TEL AVIV – Police investigations, commissions of inquiry examining the errors committed during the Lebanon war of 2006, repugnance at former President Moshe Katsav’s alleged sex crimes, and now Prime Minister Ehud Olmert’s announcement that, with charges of corruption swirling about him, he will resign in September: all of this suggests profound wounds in Israel’s moral tissue.

Old Israelis like myself are stupefied by the scope and scale of today’s corruption and the multiplying investigations. Is corruption something that has always existed here but was somehow hidden until now? Are we learning of it because our prosecutor and police are bolder and better equipped nowadays?

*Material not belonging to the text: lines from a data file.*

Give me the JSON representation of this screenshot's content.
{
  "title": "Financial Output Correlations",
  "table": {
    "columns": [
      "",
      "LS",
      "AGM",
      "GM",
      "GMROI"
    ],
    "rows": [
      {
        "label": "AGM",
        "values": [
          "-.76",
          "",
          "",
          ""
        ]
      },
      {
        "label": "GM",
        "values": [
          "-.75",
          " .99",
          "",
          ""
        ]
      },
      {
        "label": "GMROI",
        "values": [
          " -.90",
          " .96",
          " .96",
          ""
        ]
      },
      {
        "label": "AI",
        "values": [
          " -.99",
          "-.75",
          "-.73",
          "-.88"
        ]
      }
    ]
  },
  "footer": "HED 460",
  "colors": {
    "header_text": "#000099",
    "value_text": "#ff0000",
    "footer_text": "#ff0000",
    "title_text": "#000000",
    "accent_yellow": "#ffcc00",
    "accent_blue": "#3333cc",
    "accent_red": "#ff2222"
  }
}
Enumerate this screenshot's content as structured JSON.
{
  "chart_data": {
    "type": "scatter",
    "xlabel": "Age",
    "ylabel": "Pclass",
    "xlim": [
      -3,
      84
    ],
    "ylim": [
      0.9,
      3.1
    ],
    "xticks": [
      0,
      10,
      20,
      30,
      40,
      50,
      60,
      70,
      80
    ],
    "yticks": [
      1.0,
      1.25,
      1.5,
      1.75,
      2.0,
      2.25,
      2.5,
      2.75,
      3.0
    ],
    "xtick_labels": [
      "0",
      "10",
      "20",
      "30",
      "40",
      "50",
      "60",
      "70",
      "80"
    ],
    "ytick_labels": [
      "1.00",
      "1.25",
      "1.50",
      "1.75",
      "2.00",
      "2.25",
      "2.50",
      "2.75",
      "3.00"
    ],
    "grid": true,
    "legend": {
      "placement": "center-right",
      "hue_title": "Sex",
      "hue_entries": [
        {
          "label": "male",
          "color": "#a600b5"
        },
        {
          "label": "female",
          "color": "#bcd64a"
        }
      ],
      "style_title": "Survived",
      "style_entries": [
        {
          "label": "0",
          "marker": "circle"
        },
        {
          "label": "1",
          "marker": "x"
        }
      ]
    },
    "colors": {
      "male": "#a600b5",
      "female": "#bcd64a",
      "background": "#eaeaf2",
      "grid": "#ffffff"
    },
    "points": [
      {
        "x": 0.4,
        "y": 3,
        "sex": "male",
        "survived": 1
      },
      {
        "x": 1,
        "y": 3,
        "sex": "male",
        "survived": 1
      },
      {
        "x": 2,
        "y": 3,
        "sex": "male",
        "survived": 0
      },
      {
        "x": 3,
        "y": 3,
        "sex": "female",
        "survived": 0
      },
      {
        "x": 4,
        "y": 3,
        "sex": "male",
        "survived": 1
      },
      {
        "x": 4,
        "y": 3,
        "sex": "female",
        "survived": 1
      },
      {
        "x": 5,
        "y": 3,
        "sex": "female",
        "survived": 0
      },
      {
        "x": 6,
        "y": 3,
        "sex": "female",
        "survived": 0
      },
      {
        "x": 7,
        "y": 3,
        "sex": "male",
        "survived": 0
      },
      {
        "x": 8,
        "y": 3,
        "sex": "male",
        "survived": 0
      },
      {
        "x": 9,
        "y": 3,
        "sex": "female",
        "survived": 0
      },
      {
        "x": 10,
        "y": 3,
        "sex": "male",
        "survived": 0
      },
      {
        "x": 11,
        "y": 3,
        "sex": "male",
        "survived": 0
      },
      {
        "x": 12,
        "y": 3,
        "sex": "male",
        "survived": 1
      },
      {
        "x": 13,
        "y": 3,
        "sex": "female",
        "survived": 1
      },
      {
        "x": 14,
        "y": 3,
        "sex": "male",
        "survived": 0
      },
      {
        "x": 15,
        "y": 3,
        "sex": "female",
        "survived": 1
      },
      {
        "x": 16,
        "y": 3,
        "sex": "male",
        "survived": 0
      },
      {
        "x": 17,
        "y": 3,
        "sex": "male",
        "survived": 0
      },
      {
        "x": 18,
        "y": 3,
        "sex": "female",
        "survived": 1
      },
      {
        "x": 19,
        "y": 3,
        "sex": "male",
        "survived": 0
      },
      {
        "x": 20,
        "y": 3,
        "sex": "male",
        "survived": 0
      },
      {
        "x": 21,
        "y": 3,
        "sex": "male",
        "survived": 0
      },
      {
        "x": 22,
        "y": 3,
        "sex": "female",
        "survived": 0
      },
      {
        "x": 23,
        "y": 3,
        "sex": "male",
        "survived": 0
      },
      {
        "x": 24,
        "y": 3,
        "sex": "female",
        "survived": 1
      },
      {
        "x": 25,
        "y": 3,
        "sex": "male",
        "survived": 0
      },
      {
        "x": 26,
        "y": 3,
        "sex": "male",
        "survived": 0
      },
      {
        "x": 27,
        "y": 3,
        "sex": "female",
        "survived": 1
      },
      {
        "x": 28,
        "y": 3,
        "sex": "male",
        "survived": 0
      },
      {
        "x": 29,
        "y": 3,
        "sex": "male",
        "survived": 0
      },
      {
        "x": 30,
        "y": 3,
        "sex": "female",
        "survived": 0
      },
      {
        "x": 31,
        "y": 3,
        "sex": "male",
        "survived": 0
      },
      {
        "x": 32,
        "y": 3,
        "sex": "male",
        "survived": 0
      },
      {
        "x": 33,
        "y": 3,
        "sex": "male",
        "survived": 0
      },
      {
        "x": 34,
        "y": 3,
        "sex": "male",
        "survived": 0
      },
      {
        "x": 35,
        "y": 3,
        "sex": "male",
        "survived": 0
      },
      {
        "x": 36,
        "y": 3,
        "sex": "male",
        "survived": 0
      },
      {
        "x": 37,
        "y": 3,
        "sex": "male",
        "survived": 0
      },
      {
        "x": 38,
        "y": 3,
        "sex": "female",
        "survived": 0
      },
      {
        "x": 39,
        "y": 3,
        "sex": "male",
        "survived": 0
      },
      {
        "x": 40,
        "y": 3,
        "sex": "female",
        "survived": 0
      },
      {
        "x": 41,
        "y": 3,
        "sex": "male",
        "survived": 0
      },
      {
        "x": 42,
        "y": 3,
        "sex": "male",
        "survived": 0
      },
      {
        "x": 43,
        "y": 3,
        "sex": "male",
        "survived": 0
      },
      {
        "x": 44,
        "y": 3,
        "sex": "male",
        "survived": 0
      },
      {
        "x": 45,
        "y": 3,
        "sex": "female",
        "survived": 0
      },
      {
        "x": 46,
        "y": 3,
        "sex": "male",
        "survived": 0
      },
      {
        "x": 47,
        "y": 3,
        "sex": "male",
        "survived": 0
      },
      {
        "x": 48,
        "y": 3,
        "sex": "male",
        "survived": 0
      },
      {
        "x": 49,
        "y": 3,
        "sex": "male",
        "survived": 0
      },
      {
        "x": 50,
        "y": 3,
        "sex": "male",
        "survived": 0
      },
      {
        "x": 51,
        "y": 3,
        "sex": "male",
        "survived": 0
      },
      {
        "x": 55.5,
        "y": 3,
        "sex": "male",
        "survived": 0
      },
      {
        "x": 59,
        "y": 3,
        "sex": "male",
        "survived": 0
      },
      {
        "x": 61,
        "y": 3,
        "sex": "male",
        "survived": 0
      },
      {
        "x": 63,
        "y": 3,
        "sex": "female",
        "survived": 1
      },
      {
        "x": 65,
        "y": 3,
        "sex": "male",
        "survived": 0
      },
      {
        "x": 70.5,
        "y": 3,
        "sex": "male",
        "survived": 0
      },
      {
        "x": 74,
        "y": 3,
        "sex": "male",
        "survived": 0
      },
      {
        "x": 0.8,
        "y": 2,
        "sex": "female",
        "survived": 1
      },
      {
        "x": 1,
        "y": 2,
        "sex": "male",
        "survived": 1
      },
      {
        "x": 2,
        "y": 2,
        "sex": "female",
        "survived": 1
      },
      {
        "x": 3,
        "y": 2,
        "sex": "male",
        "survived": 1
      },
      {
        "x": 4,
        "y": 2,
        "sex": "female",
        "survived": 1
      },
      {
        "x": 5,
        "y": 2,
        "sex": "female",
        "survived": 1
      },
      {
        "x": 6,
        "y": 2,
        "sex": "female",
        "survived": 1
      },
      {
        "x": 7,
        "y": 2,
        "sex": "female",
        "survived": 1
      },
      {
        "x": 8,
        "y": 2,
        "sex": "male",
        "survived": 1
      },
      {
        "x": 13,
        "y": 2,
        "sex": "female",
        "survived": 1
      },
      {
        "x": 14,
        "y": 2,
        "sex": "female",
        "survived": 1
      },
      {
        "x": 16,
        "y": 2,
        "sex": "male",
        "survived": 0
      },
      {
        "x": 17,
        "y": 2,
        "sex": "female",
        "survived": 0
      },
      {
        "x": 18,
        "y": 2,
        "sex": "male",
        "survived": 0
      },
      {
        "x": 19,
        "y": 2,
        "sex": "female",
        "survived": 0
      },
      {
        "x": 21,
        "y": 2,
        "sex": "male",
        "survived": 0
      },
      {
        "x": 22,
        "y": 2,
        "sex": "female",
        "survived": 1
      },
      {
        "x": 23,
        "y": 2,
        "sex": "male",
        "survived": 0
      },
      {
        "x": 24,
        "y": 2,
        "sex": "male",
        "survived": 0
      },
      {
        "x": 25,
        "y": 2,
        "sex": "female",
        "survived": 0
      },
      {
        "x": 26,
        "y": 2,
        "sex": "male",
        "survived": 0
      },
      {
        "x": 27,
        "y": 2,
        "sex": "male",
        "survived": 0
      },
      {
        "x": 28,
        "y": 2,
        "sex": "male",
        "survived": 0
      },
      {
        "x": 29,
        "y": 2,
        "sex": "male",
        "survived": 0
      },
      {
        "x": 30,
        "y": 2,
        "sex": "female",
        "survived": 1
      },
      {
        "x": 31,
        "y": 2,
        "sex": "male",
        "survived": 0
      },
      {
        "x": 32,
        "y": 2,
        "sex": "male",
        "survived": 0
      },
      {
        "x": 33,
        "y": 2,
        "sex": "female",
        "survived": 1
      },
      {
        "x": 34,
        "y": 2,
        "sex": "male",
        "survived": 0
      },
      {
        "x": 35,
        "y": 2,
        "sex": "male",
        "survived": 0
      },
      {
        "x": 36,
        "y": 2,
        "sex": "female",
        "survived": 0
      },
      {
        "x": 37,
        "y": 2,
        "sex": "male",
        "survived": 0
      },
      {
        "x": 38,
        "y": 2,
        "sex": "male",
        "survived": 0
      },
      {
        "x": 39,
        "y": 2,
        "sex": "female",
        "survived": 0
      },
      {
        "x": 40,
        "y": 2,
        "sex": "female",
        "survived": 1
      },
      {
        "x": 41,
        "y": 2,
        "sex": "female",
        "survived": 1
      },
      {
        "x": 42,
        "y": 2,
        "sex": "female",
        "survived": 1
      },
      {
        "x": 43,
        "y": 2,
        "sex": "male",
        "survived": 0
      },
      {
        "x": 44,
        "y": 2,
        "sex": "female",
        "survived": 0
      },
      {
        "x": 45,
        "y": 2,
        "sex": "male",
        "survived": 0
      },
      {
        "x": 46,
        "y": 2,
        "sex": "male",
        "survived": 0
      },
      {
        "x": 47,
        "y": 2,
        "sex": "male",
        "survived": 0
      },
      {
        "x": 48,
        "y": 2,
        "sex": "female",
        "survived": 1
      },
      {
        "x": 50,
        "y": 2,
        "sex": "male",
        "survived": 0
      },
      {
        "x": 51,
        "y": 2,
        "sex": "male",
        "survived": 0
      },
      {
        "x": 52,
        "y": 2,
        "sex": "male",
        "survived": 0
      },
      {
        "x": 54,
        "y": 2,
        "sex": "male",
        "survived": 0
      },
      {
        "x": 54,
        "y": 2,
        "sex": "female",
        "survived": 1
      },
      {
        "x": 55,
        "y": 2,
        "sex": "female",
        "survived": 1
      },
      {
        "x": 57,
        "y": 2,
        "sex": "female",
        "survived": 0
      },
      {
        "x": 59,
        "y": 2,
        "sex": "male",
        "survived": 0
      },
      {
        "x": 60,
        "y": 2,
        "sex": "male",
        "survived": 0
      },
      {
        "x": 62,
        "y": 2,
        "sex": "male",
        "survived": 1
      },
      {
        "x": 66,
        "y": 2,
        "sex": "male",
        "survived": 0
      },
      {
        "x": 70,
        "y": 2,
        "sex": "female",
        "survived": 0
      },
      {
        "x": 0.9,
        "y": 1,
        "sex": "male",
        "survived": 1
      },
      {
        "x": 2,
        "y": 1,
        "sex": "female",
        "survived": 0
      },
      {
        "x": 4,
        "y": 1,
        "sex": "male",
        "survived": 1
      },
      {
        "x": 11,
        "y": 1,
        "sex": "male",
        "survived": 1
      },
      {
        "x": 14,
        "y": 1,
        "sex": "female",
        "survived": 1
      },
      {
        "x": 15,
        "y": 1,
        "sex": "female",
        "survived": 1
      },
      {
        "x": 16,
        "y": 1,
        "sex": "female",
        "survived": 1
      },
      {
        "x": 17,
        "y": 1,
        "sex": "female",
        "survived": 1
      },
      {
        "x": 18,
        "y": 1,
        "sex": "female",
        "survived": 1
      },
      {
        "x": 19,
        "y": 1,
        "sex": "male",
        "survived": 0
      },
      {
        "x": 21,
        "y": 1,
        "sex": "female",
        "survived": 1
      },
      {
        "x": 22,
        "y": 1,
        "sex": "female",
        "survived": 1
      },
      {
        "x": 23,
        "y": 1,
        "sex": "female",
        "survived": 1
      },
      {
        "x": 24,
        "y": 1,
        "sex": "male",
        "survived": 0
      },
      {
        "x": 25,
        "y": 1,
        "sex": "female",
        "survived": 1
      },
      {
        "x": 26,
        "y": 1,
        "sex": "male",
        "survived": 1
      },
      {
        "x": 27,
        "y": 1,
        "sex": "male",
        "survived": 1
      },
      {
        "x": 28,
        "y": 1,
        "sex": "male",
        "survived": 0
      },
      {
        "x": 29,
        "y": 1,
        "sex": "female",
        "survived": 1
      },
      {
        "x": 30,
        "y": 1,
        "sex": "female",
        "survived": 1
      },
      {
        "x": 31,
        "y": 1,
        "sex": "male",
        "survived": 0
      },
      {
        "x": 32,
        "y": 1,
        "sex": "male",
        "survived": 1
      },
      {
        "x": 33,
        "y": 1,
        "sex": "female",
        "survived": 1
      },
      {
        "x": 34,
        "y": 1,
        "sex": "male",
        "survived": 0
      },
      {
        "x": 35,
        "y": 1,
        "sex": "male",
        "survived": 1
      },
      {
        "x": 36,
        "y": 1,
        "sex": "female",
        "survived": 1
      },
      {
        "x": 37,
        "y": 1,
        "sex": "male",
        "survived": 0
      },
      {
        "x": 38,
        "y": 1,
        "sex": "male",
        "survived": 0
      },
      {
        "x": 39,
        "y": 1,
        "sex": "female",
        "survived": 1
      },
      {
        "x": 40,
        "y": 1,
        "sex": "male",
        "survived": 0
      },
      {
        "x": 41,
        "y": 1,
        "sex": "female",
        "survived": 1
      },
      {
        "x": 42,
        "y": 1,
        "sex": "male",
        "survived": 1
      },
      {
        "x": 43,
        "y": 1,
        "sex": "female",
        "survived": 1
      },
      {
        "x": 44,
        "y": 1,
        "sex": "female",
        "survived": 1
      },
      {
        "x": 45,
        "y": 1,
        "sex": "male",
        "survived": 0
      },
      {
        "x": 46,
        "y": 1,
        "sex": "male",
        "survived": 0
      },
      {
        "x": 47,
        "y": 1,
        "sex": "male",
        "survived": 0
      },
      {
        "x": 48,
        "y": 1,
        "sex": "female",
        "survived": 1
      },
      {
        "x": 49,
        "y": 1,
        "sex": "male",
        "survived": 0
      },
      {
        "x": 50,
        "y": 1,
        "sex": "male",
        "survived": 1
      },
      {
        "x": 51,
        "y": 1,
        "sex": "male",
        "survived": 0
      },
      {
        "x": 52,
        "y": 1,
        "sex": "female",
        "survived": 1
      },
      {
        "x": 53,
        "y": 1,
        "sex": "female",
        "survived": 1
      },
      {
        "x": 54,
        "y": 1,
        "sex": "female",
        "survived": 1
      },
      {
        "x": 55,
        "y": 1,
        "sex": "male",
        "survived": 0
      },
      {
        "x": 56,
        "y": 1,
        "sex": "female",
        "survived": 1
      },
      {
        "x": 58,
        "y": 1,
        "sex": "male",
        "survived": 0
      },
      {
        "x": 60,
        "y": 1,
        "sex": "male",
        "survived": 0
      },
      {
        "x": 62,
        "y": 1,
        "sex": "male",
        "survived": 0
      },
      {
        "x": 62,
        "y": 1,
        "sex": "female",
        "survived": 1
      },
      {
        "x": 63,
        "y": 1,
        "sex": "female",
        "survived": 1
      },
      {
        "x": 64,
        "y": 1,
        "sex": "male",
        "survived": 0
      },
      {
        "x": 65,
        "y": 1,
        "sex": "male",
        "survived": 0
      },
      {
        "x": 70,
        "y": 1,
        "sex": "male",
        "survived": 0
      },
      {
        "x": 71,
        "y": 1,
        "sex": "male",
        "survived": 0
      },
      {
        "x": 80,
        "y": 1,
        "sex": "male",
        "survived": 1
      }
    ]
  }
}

I do not believe that corruption is coming to light just because law enforcement is somehow better, or because citizens, like the presidential staff who accused President Katsav of sexual crimes and harassment, are more courageous. What is coming to light is a much deeper evil, a loss of values within Israeli society and its government, such as never existed before.

This moral deterioration is most prominent in the behavior of today’s accused, who are much more impudent and aggressive than in the past. I remember how in the 1970’s, when suspicion of corruption arose with respect to a Labor Party minister, the minister took his own life. So did a director of a great bank, a brilliant economist, when he was suspected of financial crimes.